The MultiAssayExperiment and
curatedTCGAData packages are recent
contributions that address this task.
We have seen some of the challenges that arise
when even a nicely developed tool like RTCGAToolbox is used to acquire the data:
we must be alert to mismatched sample identifier labels, missing data,
inadequate documentation of sample provenance and assay conduct, and so on.
Human effort is invariably required; standards for data quality must go beyond
numerical accuracy and address transparency and usability.
The curatedTCGAData package does employ manually curated
representations, so that the harmonization tasks demonstrated
in this section are not necessary. But in general we need to
know how to harmonize, so these tasks are retained in this course.

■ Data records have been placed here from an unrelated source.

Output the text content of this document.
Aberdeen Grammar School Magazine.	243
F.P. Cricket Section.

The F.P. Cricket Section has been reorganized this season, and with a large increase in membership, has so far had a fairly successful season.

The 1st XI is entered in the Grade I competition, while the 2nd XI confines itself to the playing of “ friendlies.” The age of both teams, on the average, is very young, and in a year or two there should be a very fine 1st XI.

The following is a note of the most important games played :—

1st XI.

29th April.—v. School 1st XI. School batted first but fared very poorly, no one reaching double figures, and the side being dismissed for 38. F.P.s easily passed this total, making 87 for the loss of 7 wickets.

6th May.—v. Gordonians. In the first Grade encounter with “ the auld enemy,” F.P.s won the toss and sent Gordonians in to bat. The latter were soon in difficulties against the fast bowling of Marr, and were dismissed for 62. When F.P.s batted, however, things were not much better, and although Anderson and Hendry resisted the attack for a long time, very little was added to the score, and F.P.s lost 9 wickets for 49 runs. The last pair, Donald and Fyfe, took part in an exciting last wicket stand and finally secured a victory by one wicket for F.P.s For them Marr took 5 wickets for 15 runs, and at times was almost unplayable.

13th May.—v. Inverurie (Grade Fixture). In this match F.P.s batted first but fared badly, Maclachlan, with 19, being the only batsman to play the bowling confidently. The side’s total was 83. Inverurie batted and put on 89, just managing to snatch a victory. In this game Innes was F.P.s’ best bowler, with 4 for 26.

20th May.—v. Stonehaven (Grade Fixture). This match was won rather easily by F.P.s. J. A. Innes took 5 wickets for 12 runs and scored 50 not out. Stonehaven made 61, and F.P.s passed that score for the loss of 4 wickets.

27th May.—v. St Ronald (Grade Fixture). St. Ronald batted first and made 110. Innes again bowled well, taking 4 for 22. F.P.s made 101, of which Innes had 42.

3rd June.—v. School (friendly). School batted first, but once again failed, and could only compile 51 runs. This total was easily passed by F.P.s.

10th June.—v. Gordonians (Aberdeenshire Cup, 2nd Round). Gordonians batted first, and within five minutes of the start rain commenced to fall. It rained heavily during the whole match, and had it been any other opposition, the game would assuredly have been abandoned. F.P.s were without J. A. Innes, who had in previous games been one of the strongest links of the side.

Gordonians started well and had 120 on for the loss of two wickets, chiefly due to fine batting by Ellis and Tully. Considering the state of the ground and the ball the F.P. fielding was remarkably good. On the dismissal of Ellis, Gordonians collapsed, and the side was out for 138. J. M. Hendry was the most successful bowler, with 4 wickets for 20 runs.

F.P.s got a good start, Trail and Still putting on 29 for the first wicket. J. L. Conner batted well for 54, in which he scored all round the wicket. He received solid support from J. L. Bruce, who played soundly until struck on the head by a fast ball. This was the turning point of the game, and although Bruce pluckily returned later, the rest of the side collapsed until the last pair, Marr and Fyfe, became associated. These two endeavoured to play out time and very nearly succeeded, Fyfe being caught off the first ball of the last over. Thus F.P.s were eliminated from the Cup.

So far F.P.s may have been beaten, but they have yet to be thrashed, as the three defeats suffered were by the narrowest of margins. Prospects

By suitably varying code snippets in this document, you can get access to multiomic data of additional modalities (including microRNA, copy number variation, and proteomics). As you discover new approaches to interpreting these measures to create biological insight, please communicate them to the world by adding packages or workflows to Bioconductor.